Ein Argument gegen Trittbrettfahrer liefert das Rätsel der harmlosen Folterknechte. 1000 Folterknechte hatten jeder ein anderes Opfer. Jeder Folterknecht drückte tausendmal auf den Knopf des Folterapparates. Die Wirkung, den zusätzlichen Schmerz durch einen einzelnen Knopfdruck, nimmt kein Opfer wahr. Aber die kumulierte Wirkung von 1000 Knopfdrücken erzeugt entsetzliche Schmerzen. Jedes Opfer leidet durch separate, aber baugleiche Foltergeräte. Den Folterern kommen moralische Skrupel. Sie ändern ihre Arbeitsweise: Jeder Folterknecht drückt den Knopf eines Folterapparates nur ein einziges Mal, dafür aber bei jeder der 1000 Maschinen. Kein Folterer verschlimmert den Schmerz eines einzelnen Opfers, dennoch erleiden die Opfer die gleichen grauenhaften Qualen [1, S. 159]. Dieses Bild zeigt auf, was Trittbrettfahren tatsächlich bewirkt. Die einzelne Aktion mag als Kleinigkeit, als Bagatelle wirken, dass Gesamtbild jedoch zeigt die verheerenden Folgen auf.
Eine andere Perspektive bietet das folgenden Gedankenspiel: Im Rückgriff auf den Einwand gegen Trittbrettfahren lassen sich drei Fälle konstruieren [1, S. 185]:
Damit rückt die Frage, wie viel genug ist, ob es einen Grenz- oder Kipppunkt gibt und wie dieser erkannt wird, in den Fokus. Wenn dieser Punkt unbekannt, ungewiss oder umstritten ist, kommt dies einer Einladung zum Trittbrettfahren gleich. Die praktische Schwierigkeit ist, dass sich Kipppunkte fast ausschließlich erst in der Rückschau ermitteln lassen, wann ein Staat, eine Gemeinschaft oder ein Unternehmen an diesem Punkt stand und ihn überschritten hat.
Auch wenn es keinen Kipppunkt gibt, soll der Einzelne nach der oben dargestellten Perspektive nur einen Beitrag leisten, wenn die Situation noch knapp unterhalb des Grenzwertes liegt. Denken alle so, führt dies dazu, dass erst im letzten Moment ein Beitrag geleistet wird. Verkalkuliert sich aber nur eine Person, scheitert das gesamte Projekt, alle verlieren.
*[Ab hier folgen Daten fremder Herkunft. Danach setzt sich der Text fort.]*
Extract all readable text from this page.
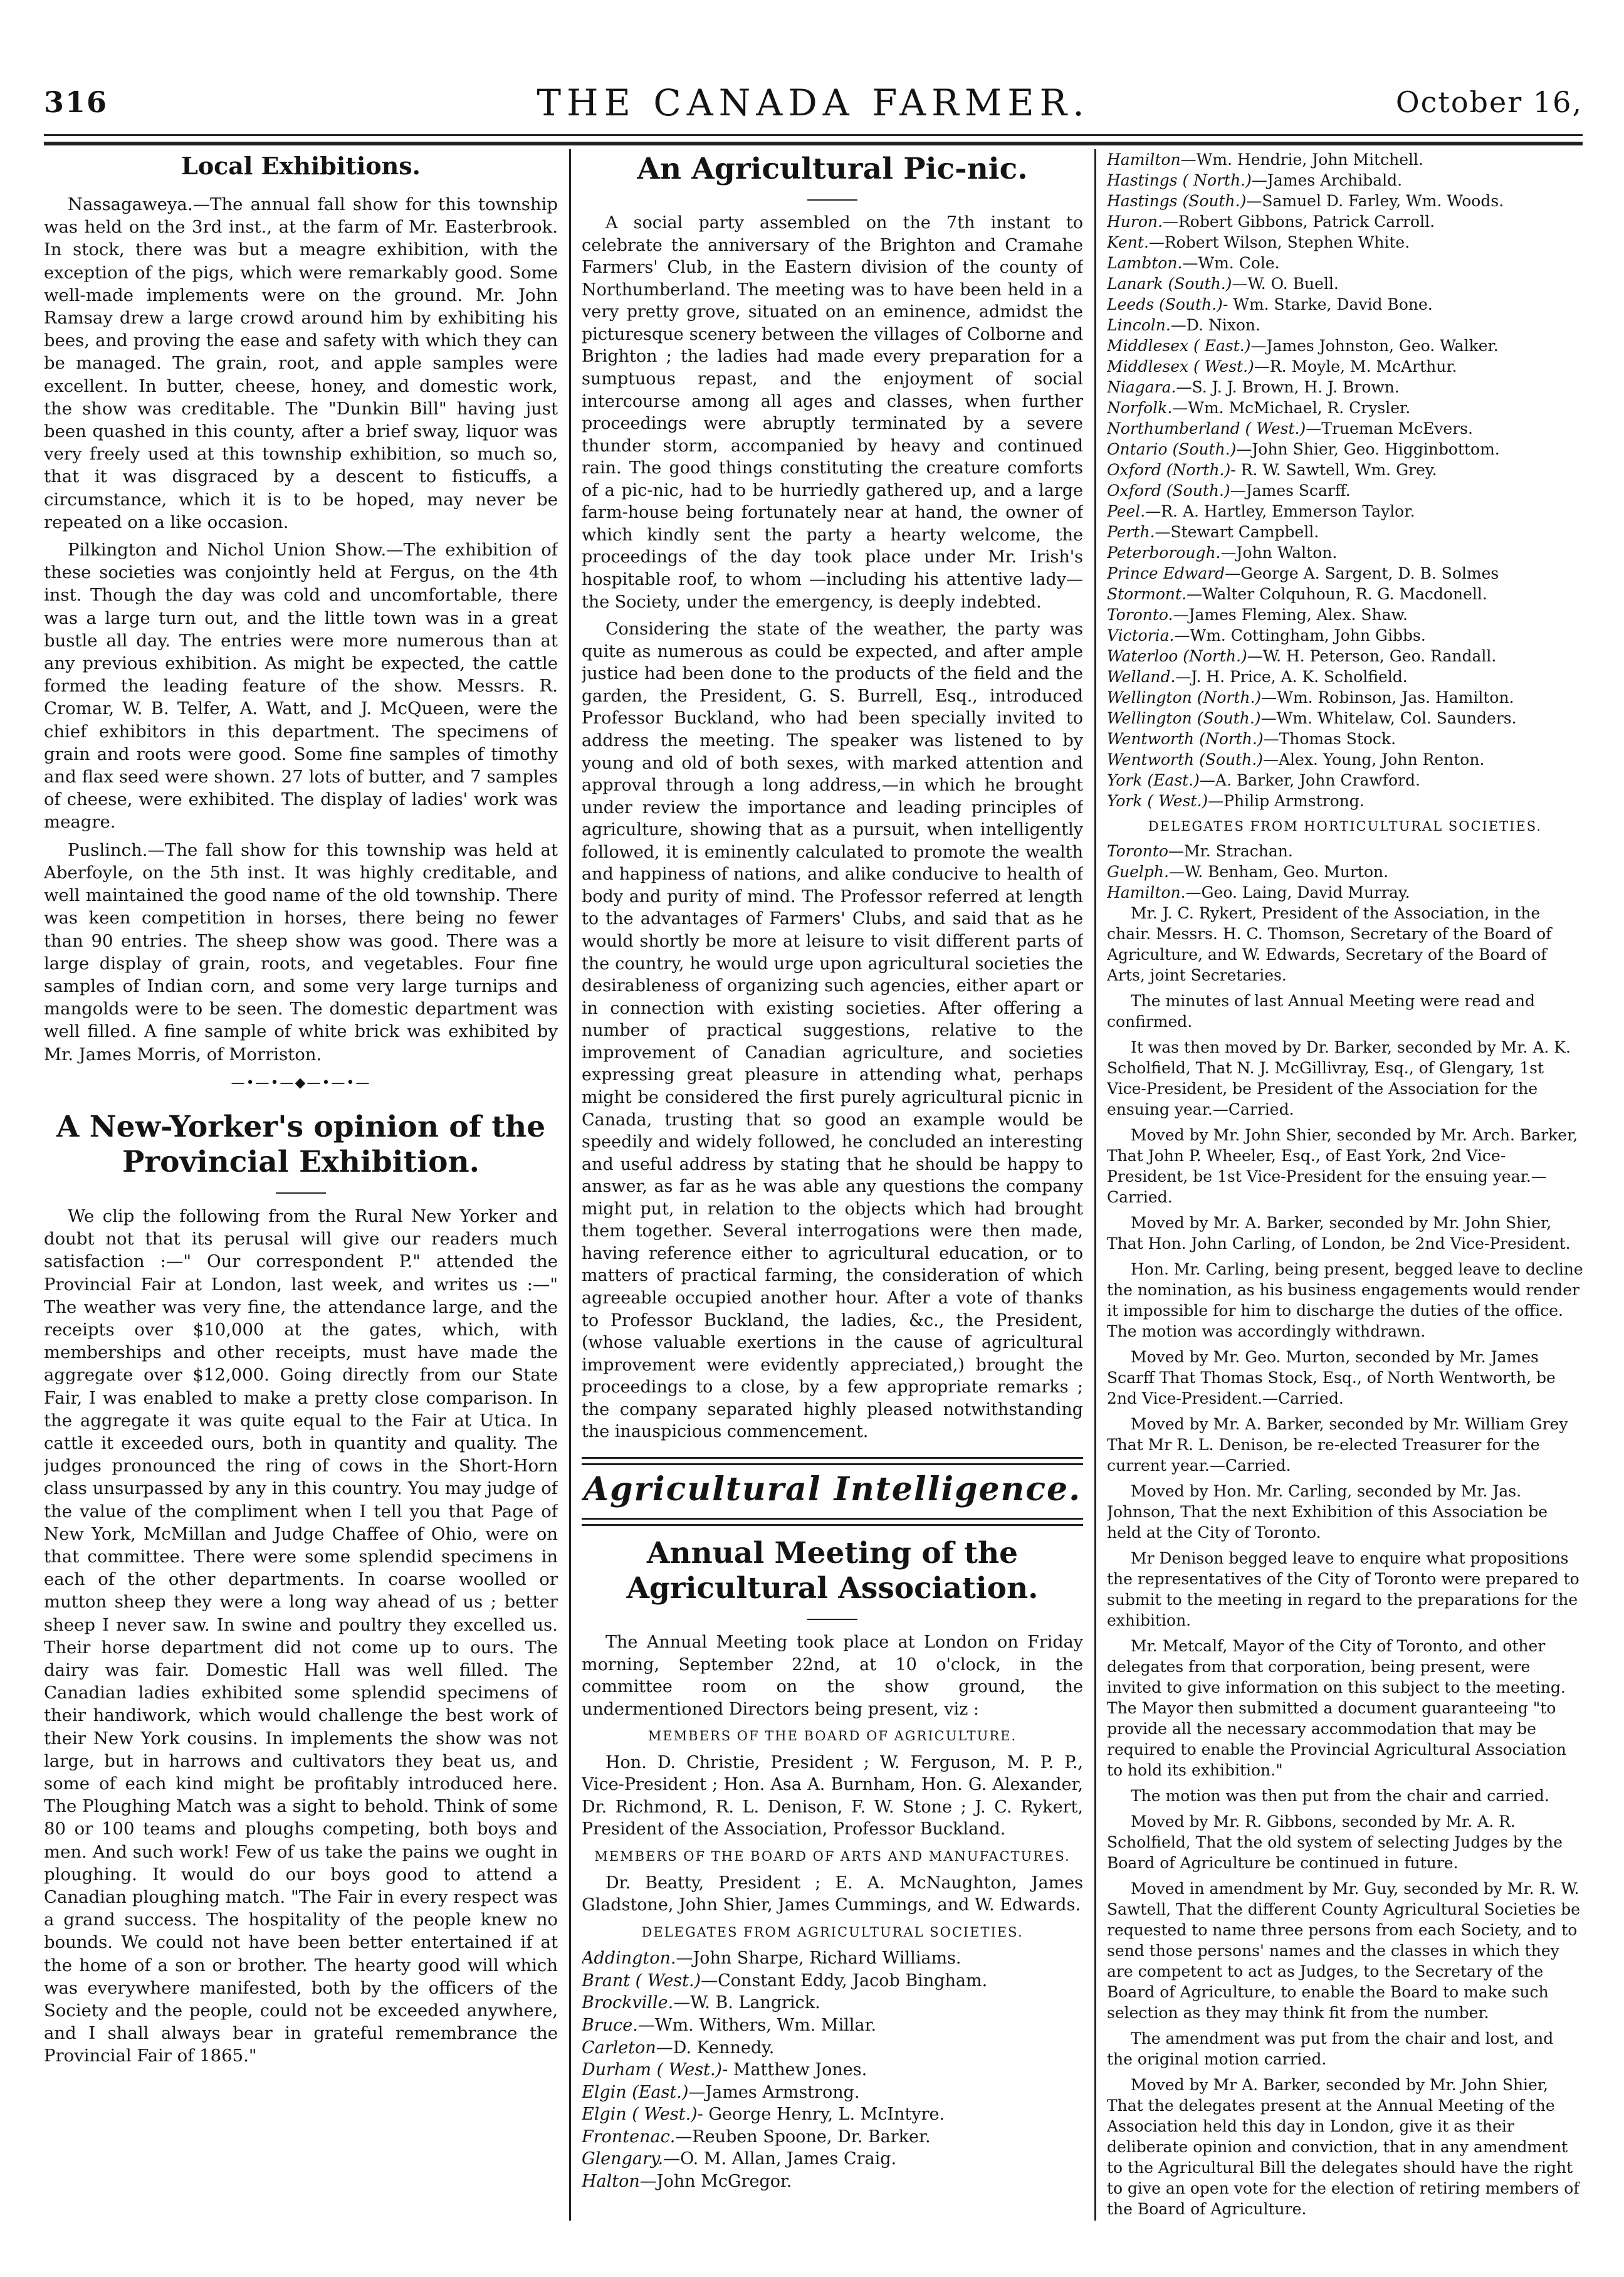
THE CANADA FARMER.
316	October 16,
Local Exhibitions.

Nassagaweya.—The annual fall show for this township was held on the 3rd inst., at the farm of Mr. Easterbrook. In stock, there was but a meagre exhibition, with the exception of the pigs, which were remarkably good. Some well-made implements were on the ground. Mr. John Ramsay drew a large crowd around him by exhibiting his bees, and proving the ease and safety with which they can be managed. The grain, root, and apple samples were excellent. In butter, cheese, honey, and domestic work, the show was creditable. The "Dunkin Bill" having just been quashed in this county, after a brief sway, liquor was very freely used at this township exhibition, so much so, that it was disgraced by a descent to fisticuffs, a circumstance, which it is to be hoped, may never be repeated on a like occasion.

Pilkington and Nichol Union Show.—The exhibition of these societies was conjointly held at Fergus, on the 4th inst. Though the day was cold and uncomfortable, there was a large turn out, and the little town was in a great bustle all day. The entries were more numerous than at any previous exhibition. As might be expected, the cattle formed the leading feature of the show. Messrs. R. Cromar, W. B. Telfer, A. Watt, and J. McQueen, were the chief exhibitors in this department. The specimens of grain and roots were good. Some fine samples of timothy and flax seed were shown. 27 lots of butter, and 7 samples of cheese, were exhibited. The display of ladies' work was meagre.

Puslinch.—The fall show for this township was held at Aberfoyle, on the 5th inst. It was highly creditable, and well maintained the good name of the old township. There was keen competition in horses, there being no fewer than 90 entries. The sheep show was good. There was a large display of grain, roots, and vegetables. Four fine samples of Indian corn, and some very large turnips and mangolds were to be seen. The domestic department was well filled. A fine sample of white brick was exhibited by Mr. James Morris, of Morriston.

—•—•—◆—•—•—
A New-Yorker's opinion of the Provincial Exhibition.

We clip the following from the Rural New Yorker and doubt not that its perusal will give our readers much satisfaction :—" Our correspondent P." attended the Provincial Fair at London, last week, and writes us :—" The weather was very fine, the attendance large, and the receipts over $10,000 at the gates, which, with memberships and other receipts, must have made the aggregate over $12,000. Going directly from our State Fair, I was enabled to make a pretty close comparison. In the aggregate it was quite equal to the Fair at Utica. In cattle it exceeded ours, both in quantity and quality. The judges pronounced the ring of cows in the Short-Horn class unsurpassed by any in this country. You may judge of the value of the compliment when I tell you that Page of New York, McMillan and Judge Chaffee of Ohio, were on that committee. There were some splendid specimens in each of the other departments. In coarse woolled or mutton sheep they were a long way ahead of us ; better sheep I never saw. In swine and poultry they excelled us. Their horse department did not come up to ours. The dairy was fair. Domestic Hall was well filled. The Canadian ladies exhibited some splendid specimens of their handiwork, which would challenge the best work of their New York cousins. In implements the show was not large, but in harrows and cultivators they beat us, and some of each kind might be profitably introduced here. The Ploughing Match was a sight to behold. Think of some 80 or 100 teams and ploughs competing, both boys and men. And such work! Few of us take the pains we ought in ploughing. It would do our boys good to attend a Canadian ploughing match. "The Fair in every respect was a grand success. The hospitality of the people knew no bounds. We could not have been better entertained if at the home of a son or brother. The hearty good will which was everywhere manifested, both by the officers of the Society and the people, could not be exceeded anywhere, and I shall always bear in grateful remembrance the Provincial Fair of 1865."

An Agricultural Pic-nic.

A social party assembled on the 7th instant to celebrate the anniversary of the Brighton and Cramahe Farmers' Club, in the Eastern division of the county of Northumberland. The meeting was to have been held in a very pretty grove, situated on an eminence, admidst the picturesque scenery between the villages of Colborne and Brighton ; the ladies had made every preparation for a sumptuous repast, and the enjoyment of social intercourse among all ages and classes, when further proceedings were abruptly terminated by a severe thunder storm, accompanied by heavy and continued rain. The good things constituting the creature comforts of a pic-nic, had to be hurriedly gathered up, and a large farm-house being fortunately near at hand, the owner of which kindly sent the party a hearty welcome, the proceedings of the day took place under Mr. Irish's hospitable roof, to whom —including his attentive lady—the Society, under the emergency, is deeply indebted.

Considering the state of the weather, the party was quite as numerous as could be expected, and after ample justice had been done to the products of the field and the garden, the President, G. S. Burrell, Esq., introduced Professor Buckland, who had been specially invited to address the meeting. The speaker was listened to by young and old of both sexes, with marked attention and approval through a long address,—in which he brought under review the importance and leading principles of agriculture, showing that as a pursuit, when intelligently followed, it is eminently calculated to promote the wealth and happiness of nations, and alike conducive to health of body and purity of mind. The Professor referred at length to the advantages of Farmers' Clubs, and said that as he would shortly be more at leisure to visit different parts of the country, he would urge upon agricultural societies the desirableness of organizing such agencies, either apart or in connection with existing societies. After offering a number of practical suggestions, relative to the improvement of Canadian agriculture, and societies expressing great pleasure in attending what, perhaps might be considered the first purely agricultural picnic in Canada, trusting that so good an example would be speedily and widely followed, he concluded an interesting and useful address by stating that he should be happy to answer, as far as he was able any questions the company might put, in relation to the objects which had brought them together. Several interrogations were then made, having reference either to agricultural education, or to matters of practical farming, the consideration of which agreeable occupied another hour. After a vote of thanks to Professor Buckland, the ladies, &c., the President, (whose valuable exertions in the cause of agricultural improvement were evidently appreciated,) brought the proceedings to a close, by a few appropriate remarks ; the company separated highly pleased notwithstanding the inauspicious commencement.

Agricultural Intelligence.
Annual Meeting of the Agricultural Association.

The Annual Meeting took place at London on Friday morning, September 22nd, at 10 o'clock, in the committee room on the show ground, the undermentioned Directors being present, viz :

MEMBERS OF THE BOARD OF AGRICULTURE.

Hon. D. Christie, President ; W. Ferguson, M. P. P., Vice-President ; Hon. Asa A. Burnham, Hon. G. Alexander, Dr. Richmond, R. L. Denison, F. W. Stone ; J. C. Rykert, President of the Association, Professor Buckland.

MEMBERS OF THE BOARD OF ARTS AND MANUFACTURES.

Dr. Beatty, President ; E. A. McNaughton, James Gladstone, John Shier, James Cummings, and W. Edwards.

DELEGATES FROM AGRICULTURAL SOCIETIES.
Addington.—John Sharpe, Richard Williams.
Brant ( West.)—Constant Eddy, Jacob Bingham.
Brockville.—W. B. Langrick.
Bruce.—Wm. Withers, Wm. Millar.
Carleton—D. Kennedy.
Durham ( West.)- Matthew Jones.
Elgin (East.)—James Armstrong.
Elgin ( West.)- George Henry, L. McIntyre.
Frontenac.—Reuben Spoone, Dr. Barker.
Glengary.—O. M. Allan, James Craig.
Halton—John McGregor.
Hamilton—Wm. Hendrie, John Mitchell.
Hastings ( North.)—James Archibald.
Hastings (South.)—Samuel D. Farley, Wm. Woods.
Huron.—Robert Gibbons, Patrick Carroll.
Kent.—Robert Wilson, Stephen White.
Lambton.—Wm. Cole.
Lanark (South.)—W. O. Buell.
Leeds (South.)- Wm. Starke, David Bone.
Lincoln.—D. Nixon.
Middlesex ( East.)—James Johnston, Geo. Walker.
Middlesex ( West.)—R. Moyle, M. McArthur.
Niagara.—S. J. J. Brown, H. J. Brown.
Norfolk.—Wm. McMichael, R. Crysler.
Northumberland ( West.)—Trueman McEvers.
Ontario (South.)—John Shier, Geo. Higginbottom.
Oxford (North.)- R. W. Sawtell, Wm. Grey.
Oxford (South.)—James Scarff.
Peel.—R. A. Hartley, Emmerson Taylor.
Perth.—Stewart Campbell.
Peterborough.—John Walton.
Prince Edward—George A. Sargent, D. B. Solmes
Stormont.—Walter Colquhoun, R. G. Macdonell.
Toronto.—James Fleming, Alex. Shaw.
Victoria.—Wm. Cottingham, John Gibbs.
Waterloo (North.)—W. H. Peterson, Geo. Randall.
Welland.—J. H. Price, A. K. Scholfield.
Wellington (North.)—Wm. Robinson, Jas. Hamilton.
Wellington (South.)—Wm. Whitelaw, Col. Saunders.
Wentworth (North.)—Thomas Stock.
Wentworth (South.)—Alex. Young, John Renton.
York (East.)—A. Barker, John Crawford.
York ( West.)—Philip Armstrong.
DELEGATES FROM HORTICULTURAL SOCIETIES.
Toronto—Mr. Strachan.
Guelph.—W. Benham, Geo. Murton.
Hamilton.—Geo. Laing, David Murray.

Mr. J. C. Rykert, President of the Association, in the chair. Messrs. H. C. Thomson, Secretary of the Board of Agriculture, and W. Edwards, Secretary of the Board of Arts, joint Secretaries.

The minutes of last Annual Meeting were read and confirmed.

It was then moved by Dr. Barker, seconded by Mr. A. K. Scholfield, That N. J. McGillivray, Esq., of Glengary, 1st Vice-President, be President of the Association for the ensuing year.—Carried.

Moved by Mr. John Shier, seconded by Mr. Arch. Barker, That John P. Wheeler, Esq., of East York, 2nd Vice-President, be 1st Vice-President for the ensuing year.—Carried.

Moved by Mr. A. Barker, seconded by Mr. John Shier, That Hon. John Carling, of London, be 2nd Vice-President.

Hon. Mr. Carling, being present, begged leave to decline the nomination, as his business engagements would render it impossible for him to discharge the duties of the office. The motion was accordingly withdrawn.

Moved by Mr. Geo. Murton, seconded by Mr. James Scarff That Thomas Stock, Esq., of North Wentworth, be 2nd Vice-President.—Carried.

Moved by Mr. A. Barker, seconded by Mr. William Grey That Mr R. L. Denison, be re-elected Treasurer for the current year.—Carried.

Moved by Hon. Mr. Carling, seconded by Mr. Jas. Johnson, That the next Exhibition of this Association be held at the City of Toronto.

Mr Denison begged leave to enquire what propositions the representatives of the City of Toronto were prepared to submit to the meeting in regard to the preparations for the exhibition.

Mr. Metcalf, Mayor of the City of Toronto, and other delegates from that corporation, being present, were invited to give information on this subject to the meeting. The Mayor then submitted a document guaranteeing "to provide all the necessary accommodation that may be required to enable the Provincial Agricultural Association to hold its exhibition."

The motion was then put from the chair and carried.

Moved by Mr. R. Gibbons, seconded by Mr. A. R. Scholfield, That the old system of selecting Judges by the Board of Agriculture be continued in future.

Moved in amendment by Mr. Guy, seconded by Mr. R. W. Sawtell, That the different County Agricultural Societies be requested to name three persons from each Society, and to send those persons' names and the classes in which they are competent to act as Judges, to the Secretary of the Board of Agriculture, to enable the Board to make such selection as they may think fit from the number.

The amendment was put from the chair and lost, and the original motion carried.

Moved by Mr A. Barker, seconded by Mr. John Shier, That the delegates present at the Annual Meeting of the Association held this day in London, give it as their deliberate opinion and conviction, that in any amendment to the Agricultural Bill the delegates should have the right to give an open vote for the election of retiring members of the Board of Agriculture.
Dies führt zu einer riskanten Lebensweise, zu einer hochgradig instabilen Gesellschaft, zu einer Gemeinschaft oder einem Projekt, das permanent an der Schwelle zum Scheitern steht. Meint der einzelne Trittbrettfahrer tatsächlich, diesen Zeitpunkt zu erkennen, um dann sein Verhalten umzustellen?
Das Thema ist und bleibt komplex. Eine einfache Faustregel soll helfen: Leisten Sie einen Beitrag, wenn nach Ihrer Einschätzung der langfristige Nutzen aus einer gemeinschaftlichen Anstrengung mindestens so groß ist wie die Kosten Ihres Beitrags [3, S. 190].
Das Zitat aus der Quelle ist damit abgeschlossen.